A British court sentenced five men to up to six and a half years in prison on Friday for rallying support for Islamic State, including encouragement to travel to Syria to fight with the group.
The five men organized and addressed meetings in the town of Luton, some 50 kilometres north of London, delivering “incendiary speeches” to groups of 50 to 70 at several meetings in mid-2015, police and prosecutors said.
The men were “part of the local branch of the proscribed extremist group al-Muhajiroun” and had links to Anjem Choudary, a radical Muslim cleric who was convicted of encouraging support for Islamic State last year, the Crown Prosecution Service said.
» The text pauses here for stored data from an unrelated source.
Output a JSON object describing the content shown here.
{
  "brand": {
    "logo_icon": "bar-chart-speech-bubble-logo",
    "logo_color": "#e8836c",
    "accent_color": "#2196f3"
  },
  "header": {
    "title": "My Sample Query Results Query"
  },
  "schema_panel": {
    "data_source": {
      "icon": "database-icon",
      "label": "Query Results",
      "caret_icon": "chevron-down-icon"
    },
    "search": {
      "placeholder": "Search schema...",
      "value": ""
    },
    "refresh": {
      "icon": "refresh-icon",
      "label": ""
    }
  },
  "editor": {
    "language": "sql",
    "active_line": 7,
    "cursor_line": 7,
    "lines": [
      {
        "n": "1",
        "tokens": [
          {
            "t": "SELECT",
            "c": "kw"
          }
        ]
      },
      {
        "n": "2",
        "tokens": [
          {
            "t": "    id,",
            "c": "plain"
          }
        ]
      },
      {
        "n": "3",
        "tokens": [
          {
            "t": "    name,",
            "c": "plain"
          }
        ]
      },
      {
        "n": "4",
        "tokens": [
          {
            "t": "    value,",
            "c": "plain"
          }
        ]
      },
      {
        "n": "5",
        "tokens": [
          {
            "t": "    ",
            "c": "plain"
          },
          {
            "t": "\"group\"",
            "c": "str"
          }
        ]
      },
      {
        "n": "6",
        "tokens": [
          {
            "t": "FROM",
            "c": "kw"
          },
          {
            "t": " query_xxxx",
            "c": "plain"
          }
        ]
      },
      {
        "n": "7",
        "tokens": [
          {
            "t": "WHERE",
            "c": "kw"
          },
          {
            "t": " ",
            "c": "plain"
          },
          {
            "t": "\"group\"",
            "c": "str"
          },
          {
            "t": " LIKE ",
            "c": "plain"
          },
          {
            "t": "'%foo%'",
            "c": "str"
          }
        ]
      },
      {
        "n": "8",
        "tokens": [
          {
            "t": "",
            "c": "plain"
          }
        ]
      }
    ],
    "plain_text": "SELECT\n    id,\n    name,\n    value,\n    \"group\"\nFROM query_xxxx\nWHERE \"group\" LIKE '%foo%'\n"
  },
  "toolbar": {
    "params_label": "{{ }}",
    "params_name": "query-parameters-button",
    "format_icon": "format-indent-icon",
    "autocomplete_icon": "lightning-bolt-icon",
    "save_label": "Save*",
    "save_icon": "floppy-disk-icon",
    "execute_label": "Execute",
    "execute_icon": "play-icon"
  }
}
London’s Metropolitan Police said the men had praised Islamic State at the meetings and “encouraged others to support the proscribed organization, including by travelling to Syria to fight.”
“Today’s sentencing is good news for communities in London and Luton as these men were closely associated with al-Muhajiroun, a dangerous group which has inspired and influenced numerous terrorists,” said Commander Dean Haydon, the force’s head of counter-terrorism.
London’s Old Bailey sentenced Luton resident Rajib Khan, 38, to six and a half years in prison for organizing and addressing one of the meetings.
Mohammed Istiak Alamgir, 37, another local man, was jailed for six years on three counts of “addressing a meeting to encourage support for a proscribed organisation.”
The other three men were sentenced to up to four and half years in prison for organizing and speaking at the meetings.